The Exodus counselor, who also joined the request to improve the conditions of the inmates, punished even more by the COVID-19 outbreak, reasons that it is not only a Human Right, but a matter of “logic” .

“I was in prison. I accepted my crime. I experienced what isolation means. Spending days in a tiny room, with bars, not talking to anyone, listening only to screams. I was punished for a hard head, for doing stupid things. I still live that trauma. Today, thanks to God, I am a new person, rehabilitated, who is at the service of others. The idea is that those who get out of prison do not turn out to be criminals, for having made a mistake when I was young ”, he concluded.

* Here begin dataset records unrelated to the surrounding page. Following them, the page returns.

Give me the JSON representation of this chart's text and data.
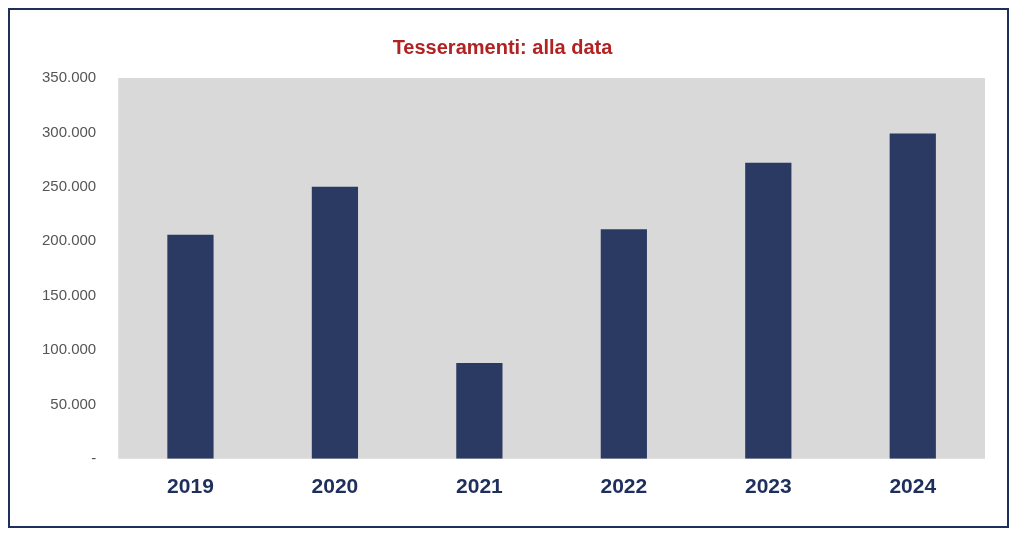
{
  "chart_data": {
    "type": "bar",
    "title": "Tesseramenti: alla data",
    "categories": [
      "2019",
      "2020",
      "2021",
      "2022",
      "2023",
      "2024"
    ],
    "values": [
      206000,
      250000,
      88000,
      211000,
      272000,
      299000
    ],
    "color": "#2b3a63",
    "ylim": [
      0,
      350000
    ],
    "yticks": [
      {
        "value": 0,
        "label": "-"
      },
      {
        "value": 50000,
        "label": "50.000"
      },
      {
        "value": 100000,
        "label": "100.000"
      },
      {
        "value": 150000,
        "label": "150.000"
      },
      {
        "value": 200000,
        "label": "200.000"
      },
      {
        "value": 250000,
        "label": "250.000"
      },
      {
        "value": 300000,
        "label": "300.000"
      },
      {
        "value": 350000,
        "label": "350.000"
      }
    ],
    "grid": false,
    "legend": false
  }
}
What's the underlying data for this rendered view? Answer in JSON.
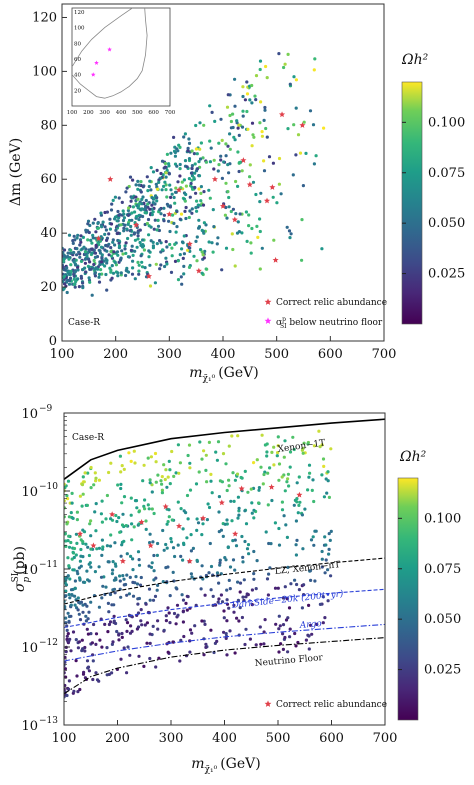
{
  "chart_data": [
    {
      "type": "scatter",
      "panel_label": "Case-R",
      "xlabel_main": "m",
      "xlabel_sub": "χ̃₁⁰",
      "xlabel_unit": "(GeV)",
      "ylabel": "Δm (GeV)",
      "xlim": [
        100,
        700
      ],
      "ylim": [
        0,
        125
      ],
      "xticks": [
        100,
        200,
        300,
        400,
        500,
        600,
        700
      ],
      "yticks": [
        0,
        20,
        40,
        60,
        80,
        100,
        120
      ],
      "colorbar": {
        "label": "Ωh²",
        "range": [
          0.0,
          0.12
        ],
        "ticks": [
          0.025,
          0.05,
          0.075,
          0.1
        ],
        "tick_labels": [
          "0.025",
          "0.050",
          "0.075",
          "0.100"
        ],
        "colormap": "viridis"
      },
      "legend": {
        "placement": "bottom-right",
        "entries": [
          {
            "label": "Correct relic abundance",
            "marker": "star",
            "color": "#e0404a"
          },
          {
            "label": "σ below neutrino floor",
            "sym": "σ",
            "sup": "p",
            "sub": "SI",
            "tail": " below neutrino floor",
            "marker": "star",
            "color": "#ff33ff"
          }
        ]
      },
      "points_seed": 1,
      "points_count": 950,
      "relic_points": [
        [
          168,
          38
        ],
        [
          190,
          60
        ],
        [
          238,
          43
        ],
        [
          262,
          24
        ],
        [
          300,
          47
        ],
        [
          318,
          56
        ],
        [
          338,
          36
        ],
        [
          355,
          26
        ],
        [
          385,
          60
        ],
        [
          400,
          50
        ],
        [
          422,
          45
        ],
        [
          438,
          67
        ],
        [
          450,
          58
        ],
        [
          482,
          52
        ],
        [
          492,
          57
        ],
        [
          498,
          30
        ],
        [
          510,
          84
        ],
        [
          548,
          80
        ]
      ],
      "inset": {
        "xlim": [
          100,
          700
        ],
        "ylim": [
          0,
          125
        ],
        "xticks": [
          100,
          200,
          300,
          400,
          500,
          600,
          700
        ],
        "yticks": [
          20,
          40,
          60,
          80,
          100,
          120
        ],
        "outline": [
          [
            100,
            40
          ],
          [
            150,
            28
          ],
          [
            200,
            20
          ],
          [
            250,
            12
          ],
          [
            300,
            10
          ],
          [
            350,
            13
          ],
          [
            400,
            18
          ],
          [
            450,
            25
          ],
          [
            500,
            35
          ],
          [
            530,
            45
          ],
          [
            550,
            65
          ],
          [
            560,
            90
          ],
          [
            550,
            110
          ],
          [
            545,
            125
          ]
        ],
        "outline_upper": [
          [
            100,
            50
          ],
          [
            160,
            70
          ],
          [
            220,
            85
          ],
          [
            300,
            100
          ],
          [
            400,
            115
          ],
          [
            470,
            125
          ]
        ],
        "neutrino_floor_points": [
          [
            230,
            40
          ],
          [
            250,
            55
          ],
          [
            330,
            72
          ]
        ]
      }
    },
    {
      "type": "scatter",
      "panel_label": "Case-R",
      "xlabel_main": "m",
      "xlabel_sub": "χ̃₁⁰",
      "xlabel_unit": "(GeV)",
      "ylabel_main": "σ",
      "ylabel_sup": "SI",
      "ylabel_sub": "p",
      "ylabel_unit": "(pb)",
      "xlim": [
        100,
        700
      ],
      "ylim_log10": [
        -13,
        -9
      ],
      "log_y": true,
      "xticks": [
        100,
        200,
        300,
        400,
        500,
        600,
        700
      ],
      "yticks_log10": [
        -13,
        -12,
        -11,
        -10,
        -9
      ],
      "ytick_labels": [
        "10",
        "10",
        "10",
        "10",
        "10"
      ],
      "ytick_exps": [
        "−13",
        "−12",
        "−11",
        "−10",
        "−9"
      ],
      "colorbar": {
        "label": "Ωh²",
        "range": [
          0.0,
          0.12
        ],
        "ticks": [
          0.025,
          0.05,
          0.075,
          0.1
        ],
        "tick_labels": [
          "0.025",
          "0.050",
          "0.075",
          "0.100"
        ],
        "colormap": "viridis"
      },
      "curves": [
        {
          "name": "Xenon−1T",
          "style": "solid",
          "color": "#000000",
          "points": [
            [
              100,
              -9.85
            ],
            [
              150,
              -9.6
            ],
            [
              200,
              -9.48
            ],
            [
              300,
              -9.33
            ],
            [
              400,
              -9.25
            ],
            [
              500,
              -9.19
            ],
            [
              600,
              -9.13
            ],
            [
              700,
              -9.08
            ]
          ]
        },
        {
          "name": "LZ, Xenon−nT",
          "style": "dash",
          "color": "#000000",
          "points": [
            [
              100,
              -11.45
            ],
            [
              200,
              -11.28
            ],
            [
              300,
              -11.16
            ],
            [
              400,
              -11.07
            ],
            [
              500,
              -10.99
            ],
            [
              600,
              -10.92
            ],
            [
              700,
              -10.86
            ]
          ]
        },
        {
          "name": "DarkSide−20k (200t•yr)",
          "style": "dash",
          "color": "#2a3fd8",
          "points": [
            [
              100,
              -11.75
            ],
            [
              200,
              -11.62
            ],
            [
              300,
              -11.52
            ],
            [
              400,
              -11.44
            ],
            [
              500,
              -11.37
            ],
            [
              600,
              -11.31
            ],
            [
              700,
              -11.26
            ]
          ]
        },
        {
          "name": "Argo",
          "style": "dashdot",
          "color": "#2a3fd8",
          "points": [
            [
              100,
              -12.18
            ],
            [
              200,
              -12.05
            ],
            [
              300,
              -11.95
            ],
            [
              400,
              -11.87
            ],
            [
              500,
              -11.81
            ],
            [
              600,
              -11.76
            ],
            [
              700,
              -11.71
            ]
          ]
        },
        {
          "name": "Neutrino Floor",
          "style": "dashdot",
          "color": "#000000",
          "points": [
            [
              100,
              -12.6
            ],
            [
              150,
              -12.38
            ],
            [
              200,
              -12.27
            ],
            [
              300,
              -12.13
            ],
            [
              400,
              -12.04
            ],
            [
              500,
              -11.98
            ],
            [
              600,
              -11.93
            ],
            [
              700,
              -11.88
            ]
          ]
        }
      ],
      "legend": {
        "placement": "bottom-right",
        "entries": [
          {
            "label": "Correct relic abundance",
            "marker": "star",
            "color": "#e0404a"
          }
        ]
      },
      "points_seed": 7,
      "points_count": 900,
      "relic_points": [
        [
          130,
          -10.55
        ],
        [
          155,
          -10.7
        ],
        [
          190,
          -10.3
        ],
        [
          210,
          -10.9
        ],
        [
          245,
          -10.4
        ],
        [
          262,
          -10.7
        ],
        [
          290,
          -10.2
        ],
        [
          315,
          -10.45
        ],
        [
          335,
          -10.9
        ],
        [
          360,
          -10.35
        ],
        [
          395,
          -10.15
        ],
        [
          420,
          -10.55
        ],
        [
          432,
          -9.97
        ],
        [
          488,
          -9.95
        ],
        [
          540,
          -10.05
        ]
      ]
    }
  ]
}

Violence and blood in NYC jails:

  • 10 prison facilities manages New York City, eight of which are located on Rikers Island, plus two jail rooms at Bellevue and Elmhurst Hospitals.
  • 16 people have died in New York City jails, including five who have committed suicide in the past 13 months.
  • 3 times greater is the use of force in these prisons since an independent monitor annually reports the violence.
  • 38 incidents involving serious injuries between January and June 2016 compared to 239 in the same period in 2021.
  • 23% of New York’s prison population is of Hispanic origin according to the trends of the last 5 years.